Similarly for the next student Jeanne-Michèle asked, “Where, class, does she go when she’s in trouble? You get the sense that her sound is coming from her jaw rather than the resonators, from high in the face.”
“Learning to control exhalation while still involuntarily inhaling is one of the hardest skills vocalists tackle,” says Vocal Chair Phyllis Treigle. Jeanne-Michèle gave students several specific techniques they could call upon to grow as young singers.
The first involved raising and lowering arms against tension to open the rib cage. “The rib cage is like wings,” Jeanne-Michèle explained. “You want to feel it as a loose, flexible object. You want to feel like flying when you are singing. As you get stronger, the act of opening the rib cage will make you use more breath.”
She also showed them how to develop a natural but powerful posture by elongating the neck via the Alexander technique and relaxing the shoulders. Finally she showed them how to strengthen the diaphragm muscle and eliminate jaw tension by raising the teeth instead of dropping the jaw. “We want the sound to go up into that space high in the face. Tension energy costs you without getting anything back.”
“When I sing,” the soprano explained, “it is me against 110 people in the orchestra for up to five hours. Singing is hard work, it is an athletic sport. You have to learn to have the right amount of energy and air for each phrase.”
Jeanne-Michele’s career has taken her from New Orleans to stages world-wide where she is renowned for her role as Isolde. Having commenced her career in Italian opera, she has more recently become recognized as a leading force in German and contemporary music repertoire. Her 2012 schedule begins in Glasgow, Scotland and continues through Dallas, Texas; Frankfort, Germany; Toulouse, France; Salzburg, Austria; ending in Dijon, France.

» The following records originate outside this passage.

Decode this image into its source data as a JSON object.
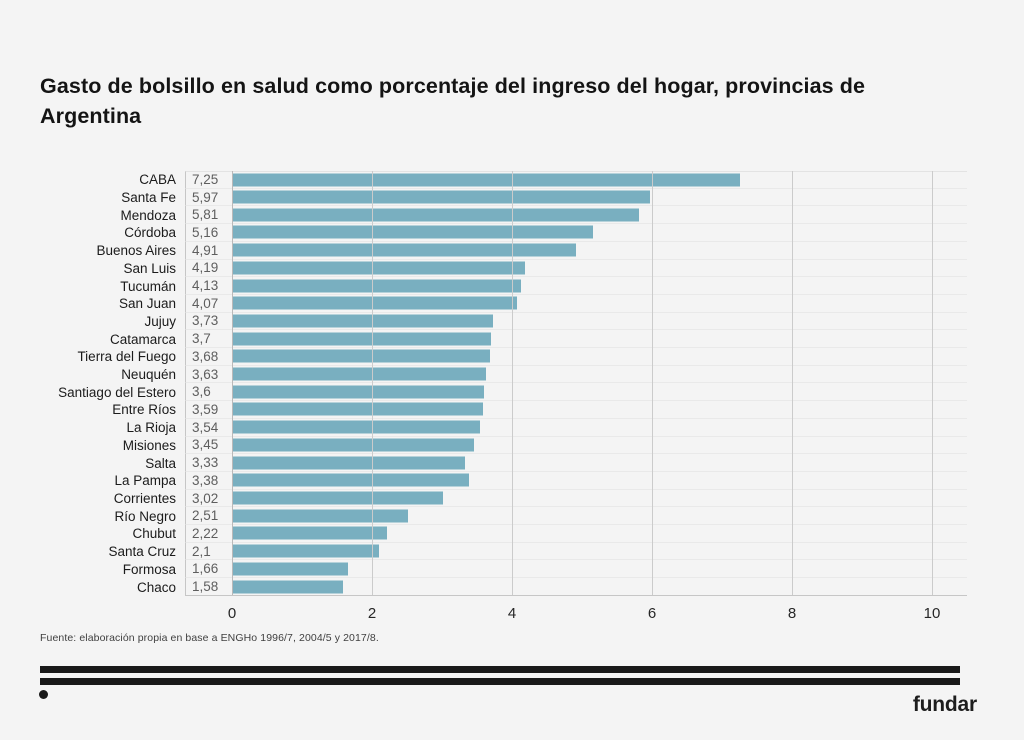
{
  "header": {
    "title_line1": "Gasto de bolsillo en salud como porcentaje del ingreso del hogar, provincias de",
    "title_line2": "Argentina"
  },
  "footer": {
    "source": "Fuente: elaboración propia en base a ENGHo 1996/7, 2004/5 y 2017/8.",
    "brand": "fundar"
  },
  "chart_data": {
    "type": "bar",
    "orientation": "horizontal",
    "title": "Gasto de bolsillo en salud como porcentaje del ingreso del hogar, provincias de Argentina",
    "xlabel": "",
    "ylabel": "",
    "categories": [
      "CABA",
      "Santa Fe",
      "Mendoza",
      "Córdoba",
      "Buenos Aires",
      "San Luis",
      "Tucumán",
      "San Juan",
      "Jujuy",
      "Catamarca",
      "Tierra del Fuego",
      "Neuquén",
      "Santiago del Estero",
      "Entre Ríos",
      "La Rioja",
      "Misiones",
      "Salta",
      "La Pampa",
      "Corrientes",
      "Río Negro",
      "Chubut",
      "Santa Cruz",
      "Formosa",
      "Chaco"
    ],
    "values": [
      7.25,
      5.97,
      5.81,
      5.16,
      4.91,
      4.19,
      4.13,
      4.07,
      3.73,
      3.7,
      3.68,
      3.63,
      3.6,
      3.59,
      3.54,
      3.45,
      3.33,
      3.38,
      3.02,
      2.51,
      2.22,
      2.1,
      1.66,
      1.58
    ],
    "value_labels": [
      "7,25",
      "5,97",
      "5,81",
      "5,16",
      "4,91",
      "4,19",
      "4,13",
      "4,07",
      "3,73",
      "3,7",
      "3,68",
      "3,63",
      "3,6",
      "3,59",
      "3,54",
      "3,45",
      "3,33",
      "3,38",
      "3,02",
      "2,51",
      "2,22",
      "2,1",
      "1,66",
      "1,58"
    ],
    "xticks": [
      0,
      2,
      4,
      6,
      8,
      10
    ],
    "xlim": [
      0,
      10.5
    ],
    "grid": "vertical",
    "legend": "none",
    "bar_color": "#79afc0",
    "source_note": "Fuente: elaboración propia en base a ENGHo 1996/7, 2004/5 y 2017/8."
  }
}
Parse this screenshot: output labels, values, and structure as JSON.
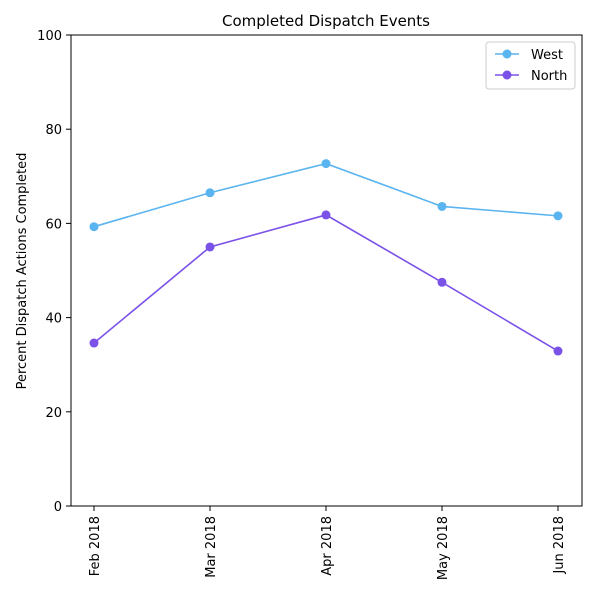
{
  "chart_data": {
    "type": "line",
    "title": "Completed Dispatch Events",
    "xlabel": "",
    "ylabel": "Percent Dispatch Actions Completed",
    "categories": [
      "Feb 2018",
      "Mar 2018",
      "Apr 2018",
      "May 2018",
      "Jun 2018"
    ],
    "ylim": [
      0,
      100
    ],
    "yticks": [
      "0",
      "20",
      "40",
      "60",
      "80",
      "100"
    ],
    "grid": false,
    "legend_position": "top-right",
    "series": [
      {
        "name": "West",
        "color": "#5ab4f0",
        "values": [
          59.3,
          66.5,
          72.7,
          63.6,
          61.6
        ]
      },
      {
        "name": "North",
        "color": "#7b52e8",
        "values": [
          34.6,
          55.0,
          61.8,
          47.5,
          32.9
        ]
      }
    ]
  }
}
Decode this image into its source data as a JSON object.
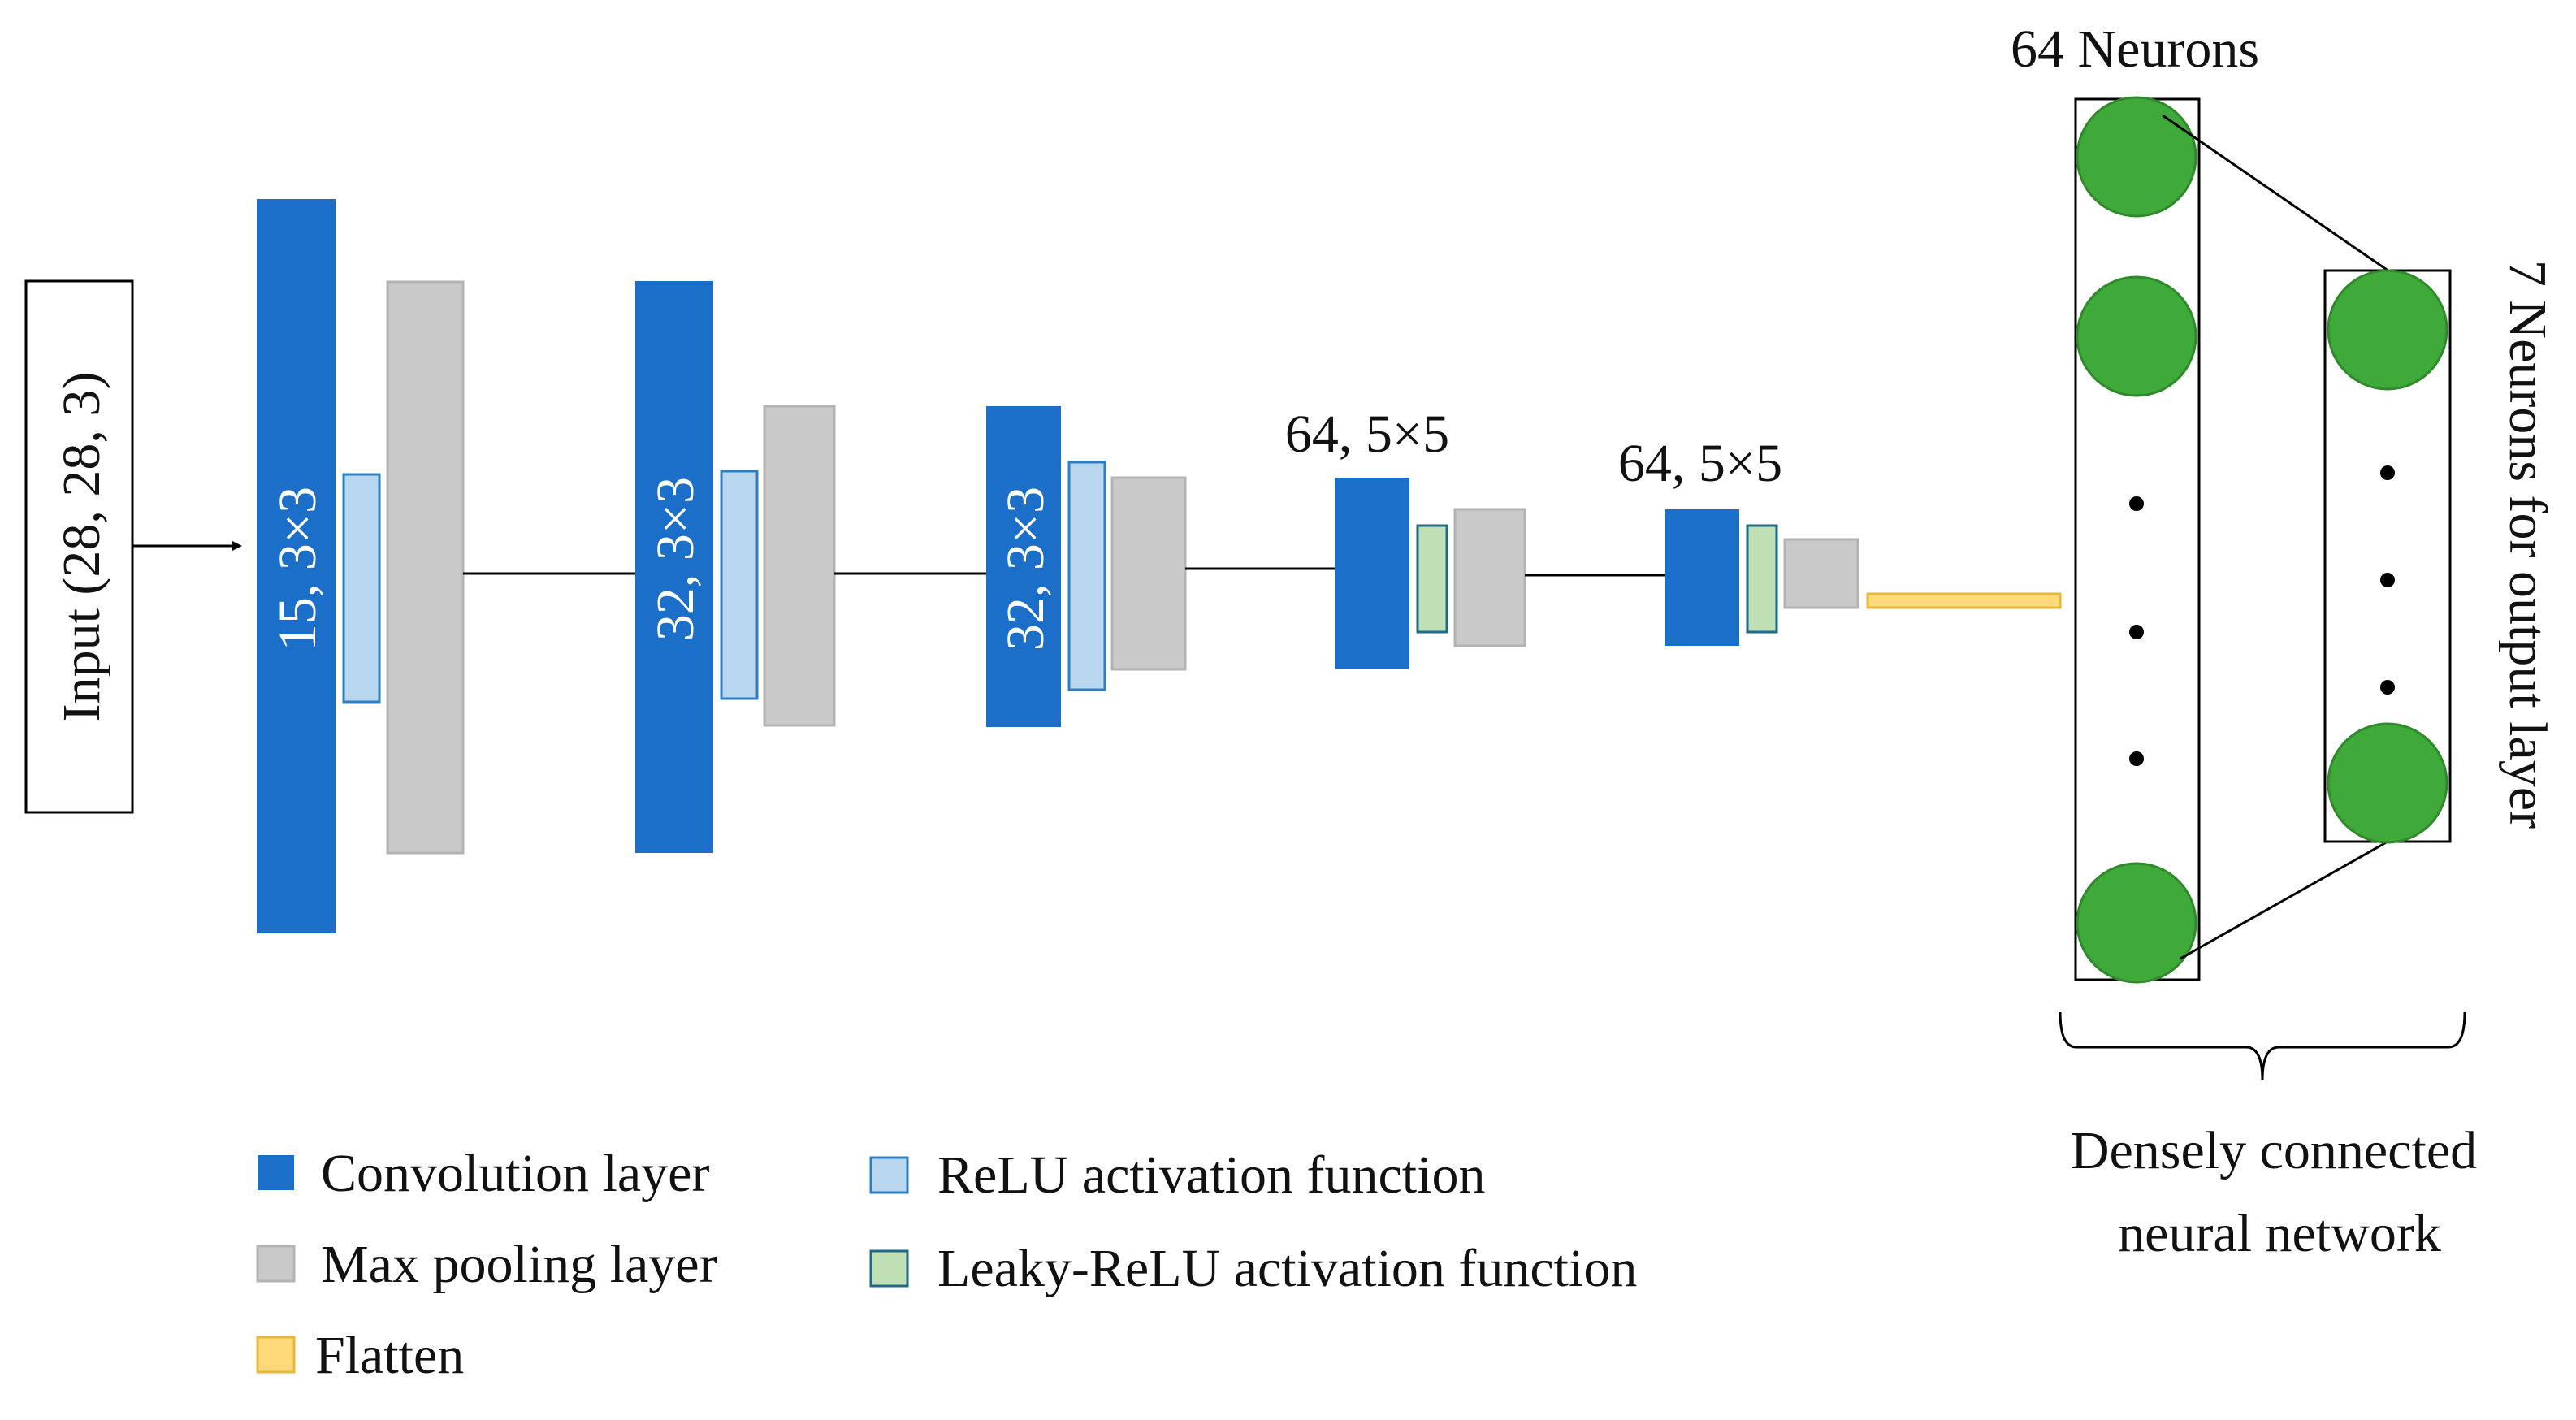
{
  "input": {
    "label": "Input  (28, 28, 3)"
  },
  "layers": {
    "conv1": {
      "label": "15, 3×3"
    },
    "conv2": {
      "label": "32, 3×3"
    },
    "conv3": {
      "label": "32, 3×3"
    },
    "conv4": {
      "label": "64, 5×5"
    },
    "conv5": {
      "label": "64, 5×5"
    }
  },
  "dense": {
    "hidden_label": "64 Neurons",
    "output_label": "7 Neurons for output layer",
    "caption_line1": "Densely connected",
    "caption_line2": "neural network"
  },
  "legend": {
    "convolution": "Convolution layer",
    "max_pooling": "Max pooling layer",
    "flatten": "Flatten",
    "relu": "ReLU activation function",
    "leaky_relu": "Leaky-ReLU activation function"
  },
  "colors": {
    "convolution": "#1c6fc8",
    "max_pooling": "#c9c9c9",
    "relu": "#b9d8f0",
    "leaky_relu": "#bfe0b5",
    "flatten": "#ffd97a",
    "neuron": "#3fa93a"
  }
}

“That is something you have to think about when choosing a performance career. You have to love travel, handle being alone a lot, be able to take care of yourself, be away from family. It is not a simple choice. It works for some and not for others. You have to have a firm sense of who you are,” she advised young artists just embarking on career choices.
“In singing, there is no finishing point. It is about the journey. Whenever you figure one thing out, something else changes.”
“But if you have good breath, you can do anything!”